As part of their commitment to knowledge-based development of youth work policy and practice, KEKS has developed a web-based system for documentation and follow-up called The Logbook. This platform is used to collect statistics and conduct surveys with young people. In 2024 alone, 119,772 activities were registered in the system, and more than 13,000 young people responded to the surveys. This generates a substantial amount of data, enabling local youth workers to develop their practice in a data-driven way, and allowing KEKS to present evidence-based reports on outcomes and engage in informed advocacy at the local and national level. However, The Logbook only reports summary statistics on responses, with no detailed breakdown by background factors. For more detailed analysis – such as examining subgroup responses or identifying correlations between questions – external expertise is needed, which I’ve been providing over the past several years. Participation leads to learning – a central insight for KEKS, and easily seen in the data. One particularly interesting analysis I did recently was of how demographic background variables, such as age and gender, affect outcome variables like perceived safety. Until now, this question had only been assessed by a simple pairwise comparison of the means – so, for example, the mean perceived safety among visitors with parents born outside of Sweden is higher than in the other group – but a regression analysis revealed that, controlling for age, gender, and having passing school grades, ethnicity is not a significant variable. These analyses contributed to the forthcoming report “The Youth Centre: Myth and Reality”, which will be available online in May 2025.
It might not be the most obvious thing to include on a list of projects - after all, most people just handle this kind of thing with a Google Form. I, however, had some ideas about gathering social network data for arranging seating, as a fun little application of the kind of thing I did in the PhD. That, of course, is not possible with just a Google Form. So it turned into an interesting challenge of figuring out web hosting, how Cloudflare works, and most importantly how to use AI to write an entire project in a programming language I don’t speak - the entire thing is in TypeScript, which you certainly don’t learn in a maths PhD. The fact that this was possible is, I think, a sign of the general usefulness of one of the more underappreciated skills mathematics teaches you: Black-boxing everything you don’t understand and still creating a working new thing. Using a theorem from a paper you never read isn’t that much different from using AI to write code where you only understand the big picture, not the details. The page is running as a demo version here, and the code is available on GitHub.
A constant problem in most scientists’ lives is keeping up with interesting new papers in their area. One classic “solution” to this is the arXiv digest emails – every morning, you get an email with a list of the titles and abstracts of all the papers published in the areas of your choice. Of course, of these, maybe one or two is interesting, so you end up spending a lot of time sifting through papers that are utterly irrelevant to you. Then, for the ones that were interesting, you try to keep track of them to read them “some day” – and all too often your system for that is just an endless list of open tabs you will get to “some day”. This project offers an improved solution to both these problems.
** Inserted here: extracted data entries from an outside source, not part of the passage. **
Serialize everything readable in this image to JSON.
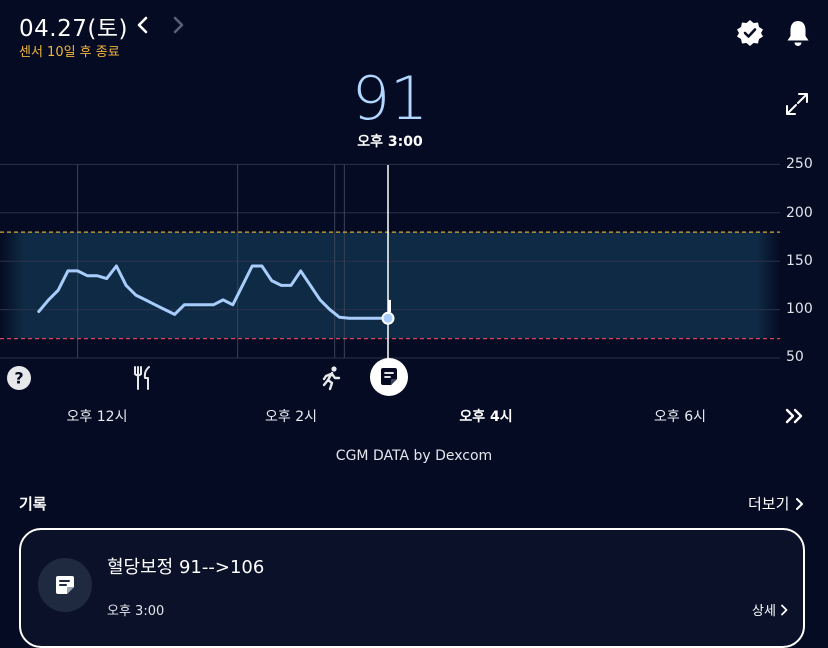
{
  "header": {
    "date": "04.27(토)",
    "sensor_notice": "센서 10일 후 종료",
    "prev_icon": "chevron-left-icon",
    "next_icon": "chevron-right-icon",
    "verified_icon": "verified-badge-icon",
    "bell_icon": "bell-icon"
  },
  "reading": {
    "value": "91",
    "time": "오후 3:00"
  },
  "chart": {
    "y_ticks": [
      "250",
      "200",
      "150",
      "100",
      "50"
    ],
    "x_labels": [
      "오후 12시",
      "오후 2시",
      "오후 4시",
      "오후 6시"
    ],
    "target_range": [
      70,
      180
    ],
    "colors": {
      "line": "#a9cdfb",
      "band": "#0f2a45",
      "high_line": "#d9a830",
      "low_line": "#d9425a"
    }
  },
  "chart_data": {
    "type": "line",
    "ylim": [
      50,
      250
    ],
    "x_hours": [
      11.4,
      11.5,
      11.6,
      11.7,
      11.8,
      11.9,
      12.0,
      12.1,
      12.2,
      12.3,
      12.4,
      12.5,
      12.6,
      12.7,
      12.8,
      12.9,
      13.0,
      13.1,
      13.2,
      13.3,
      13.4,
      13.5,
      13.6,
      13.7,
      13.8,
      13.9,
      14.0,
      14.1,
      14.2,
      14.3,
      14.4,
      14.5,
      14.6,
      14.7,
      14.8,
      14.9,
      15.0
    ],
    "values": [
      98,
      110,
      120,
      140,
      140,
      135,
      135,
      132,
      145,
      125,
      115,
      110,
      105,
      100,
      95,
      105,
      105,
      105,
      105,
      110,
      105,
      125,
      145,
      145,
      130,
      125,
      125,
      140,
      125,
      110,
      100,
      92,
      91,
      91,
      91,
      91,
      91
    ],
    "current": {
      "hour": 15.0,
      "value": 91
    },
    "events": [
      "unknown",
      "meal",
      "exercise",
      "note"
    ]
  },
  "expand_icon": "expand-icon",
  "more_icon": "double-chevron-right-icon",
  "source": "CGM DATA by Dexcom",
  "records": {
    "title": "기록",
    "more_label": "더보기",
    "items": [
      {
        "title": "혈당보정 91-->106",
        "time": "오후 3:00",
        "detail": "상세"
      }
    ]
  }
}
Instead of getting the arXiv email, you can directly import all those papers into a Notion database, where you can then sort them according to tags, projects, or any other system of yout choice, with no risk of losing them all because Chrome crashed. It also offers a simple AI recommender algorithm that attempts to sort the papers by how similar they are to things you have found interesting in the past, automating away some of the first sifting of the data. There are still some more features I would like to add to this: I want to improve the recommender algorithm for it, and create a simple way to set this up to run automatically in the cloud for you, instead of having to manually trigger it each morning. Finally, using the stored embeddings of the papers for a RAG model, to enable chat about the stored papers, would be very interesting.
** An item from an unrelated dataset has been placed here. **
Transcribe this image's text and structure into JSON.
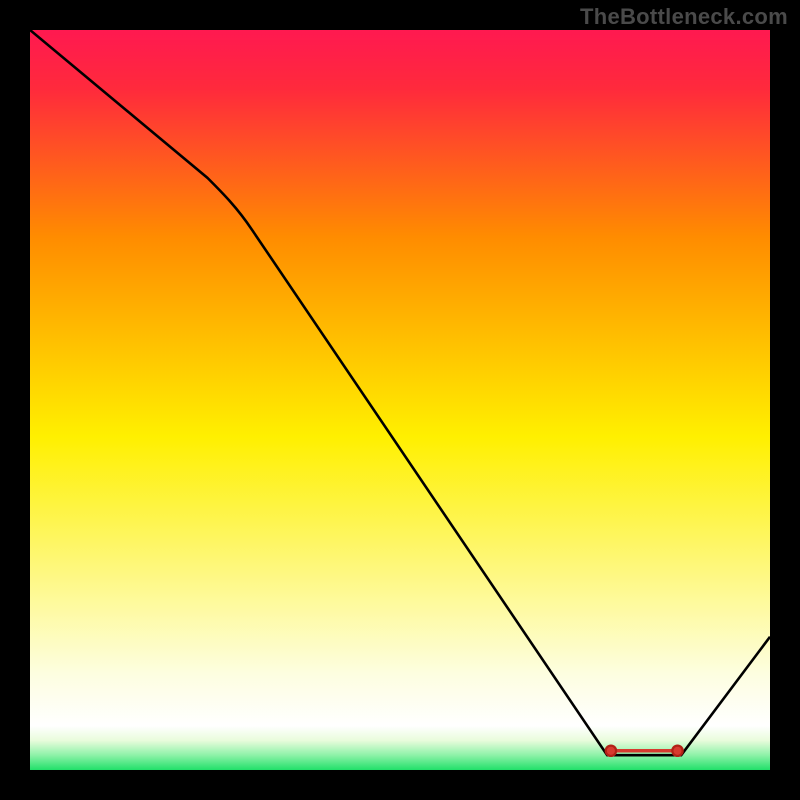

For the 2024 European Parliament elections, SVT, the Swedish public broadcasting corporation, surveyed all candidates from the established parties on a range of key political issues in that election. Based on their responses, SVT created a simple quiz to help voters find the candidates whose views best match their own. However, the tool has some significant limitations. It doesn’t allow filtering by specific issues – so, for example, if you strongly support aid to Ukraine, the quiz might still recommend candidates who oppose it, simply because they align with you on other topics. It also lacks any kind of visualisation or summary of the overall data, offering no broader view of the political landscape. To address this, I collected the full dataset from SVT’s site and created a visualisation. The plot’s axes represent the first two principal components of the data, which align closely with a common-sense understanding of where Sweden’s political parties stand – hence the labels assigned to them.
How do support vector machines work, anyway? This little page gives an interactive way to explore this question, by applying different kernels to a synthetic data set, along with some theory to explain what is going on. This was originally an assignment in a course on machine learning, but I went above and beyond to provide this interactive visualisation instead of just writing a static report on it. The full code behind the project is available in this GitHub repository.